Key Points
- Près de 50 ans après la révolution des Œillets (1974), le Portugal est organisé comme un système semi-présidentiel original. La vie politique portugaise est marquée par une alternance entre le centre-droit et le centre-gauche. Depuis 2015, le premier ministre socialiste Antonio Costa gouverne le pays.
- En octobre dernier, le Bloc de gauche et le parti communiste portugais ont refusé de voter le budget de 2022 avec les socialistes, empêchant l’adoption de celui-ci. Pour clarifier la situation et éviter de nouveaux blocages parlementaires, le président portugais Rebelo de Sousa a pris la décision de dissoudre l’assemblée de la République et d’organiser des élections législatives anticipées.
- La gauche dans son ensemble est en position de force dans les sondages, mais le Portugal voit aussi depuis deux ans l’émergence d’un nouveau parti d’extrême droite, Chega.
- La droite portugaise, en difficulté et divisée depuis 2015, pourrait néanmoins revenir sur le devant de la scène.
Alors que les élections législatives portugaises devaient avoir lieu en 2023, les Portugais sont appelés aux urnes ce week-end, pourquoi le Portugal organise-t-il des élections anticipées ?
C’est à la suite du rejet du budget 2022 en octobre dernier que le président de la République, Marcelo Rebelo de Sousa, réélu dès le premier tour en janvier 2021, a pris la décision de dissoudre l’Assemblée de la République et de convoquer des élections législatives anticipées.

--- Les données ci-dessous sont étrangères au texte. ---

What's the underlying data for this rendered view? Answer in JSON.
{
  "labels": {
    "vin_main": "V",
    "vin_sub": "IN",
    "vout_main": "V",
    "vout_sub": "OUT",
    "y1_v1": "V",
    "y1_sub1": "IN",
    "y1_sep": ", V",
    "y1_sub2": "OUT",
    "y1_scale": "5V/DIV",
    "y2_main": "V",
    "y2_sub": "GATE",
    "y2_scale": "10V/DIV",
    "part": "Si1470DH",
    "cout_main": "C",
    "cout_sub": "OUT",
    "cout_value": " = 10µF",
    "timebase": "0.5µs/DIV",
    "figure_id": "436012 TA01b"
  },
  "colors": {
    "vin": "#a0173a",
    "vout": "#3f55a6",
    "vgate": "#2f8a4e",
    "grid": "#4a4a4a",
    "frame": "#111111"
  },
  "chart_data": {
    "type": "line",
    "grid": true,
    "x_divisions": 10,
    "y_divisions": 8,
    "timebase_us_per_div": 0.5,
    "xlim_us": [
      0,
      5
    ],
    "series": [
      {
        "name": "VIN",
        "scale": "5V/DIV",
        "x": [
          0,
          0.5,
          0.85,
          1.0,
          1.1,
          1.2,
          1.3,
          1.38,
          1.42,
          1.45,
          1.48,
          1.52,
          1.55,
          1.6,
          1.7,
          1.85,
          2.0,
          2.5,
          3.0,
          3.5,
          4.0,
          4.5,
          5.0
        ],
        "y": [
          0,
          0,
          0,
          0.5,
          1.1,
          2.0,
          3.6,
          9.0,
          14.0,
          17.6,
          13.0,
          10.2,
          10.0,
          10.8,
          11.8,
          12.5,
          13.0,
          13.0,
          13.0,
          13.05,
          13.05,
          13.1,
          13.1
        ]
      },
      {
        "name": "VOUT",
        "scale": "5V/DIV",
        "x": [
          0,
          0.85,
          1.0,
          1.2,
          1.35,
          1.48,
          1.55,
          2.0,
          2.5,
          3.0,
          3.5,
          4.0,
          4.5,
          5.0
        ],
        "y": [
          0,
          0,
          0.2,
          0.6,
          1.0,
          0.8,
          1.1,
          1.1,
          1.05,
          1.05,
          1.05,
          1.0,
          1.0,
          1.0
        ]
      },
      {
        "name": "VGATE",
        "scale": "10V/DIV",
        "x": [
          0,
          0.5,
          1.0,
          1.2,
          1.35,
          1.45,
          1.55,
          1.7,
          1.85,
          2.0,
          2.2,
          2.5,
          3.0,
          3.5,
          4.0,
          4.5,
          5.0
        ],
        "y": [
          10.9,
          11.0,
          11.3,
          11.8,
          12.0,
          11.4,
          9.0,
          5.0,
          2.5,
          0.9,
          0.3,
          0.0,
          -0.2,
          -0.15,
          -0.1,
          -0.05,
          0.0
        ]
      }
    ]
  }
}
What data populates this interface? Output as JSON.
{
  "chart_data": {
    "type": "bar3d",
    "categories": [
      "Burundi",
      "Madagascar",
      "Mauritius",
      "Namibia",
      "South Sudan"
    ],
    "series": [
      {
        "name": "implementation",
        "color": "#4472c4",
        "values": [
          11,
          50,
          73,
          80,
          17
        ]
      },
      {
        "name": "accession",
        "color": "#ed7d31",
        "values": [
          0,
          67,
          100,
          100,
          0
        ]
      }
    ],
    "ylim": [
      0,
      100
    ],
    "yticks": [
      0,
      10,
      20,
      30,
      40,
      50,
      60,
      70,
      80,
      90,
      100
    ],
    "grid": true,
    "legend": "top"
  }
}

Il n’était pas obligé de le faire – c’est même une première suite à un rejet du budget –, mais il a jugé nécessaire de clarifier la situation sur le plan politique, constatant une situation de blocage liée à l’absence de majorité stable au Parlement depuis les élections d’octobre 2019. Le Parti socialiste, majoritaire en sièges (108 sur 230), avait alors formé un gouvernement dirigé par António Costa – comme depuis novembre 2015 –, mais « minoritaire », réduit à négocier au coup par coup pour éviter d’être mis en minorité à l’Assemblée par un vote négatif. Ce qui s’est produit en octobre dernier, lorsque le Bloc de Gauche (BE) – comme cela avait été le cas l’année précédente – et le Parti communiste, qui s’était abstenu lors du vote du budget 2021, ont voté contre le projet de budget, « plombant » celui-ci en alliant leurs voix à ceux de l’opposition.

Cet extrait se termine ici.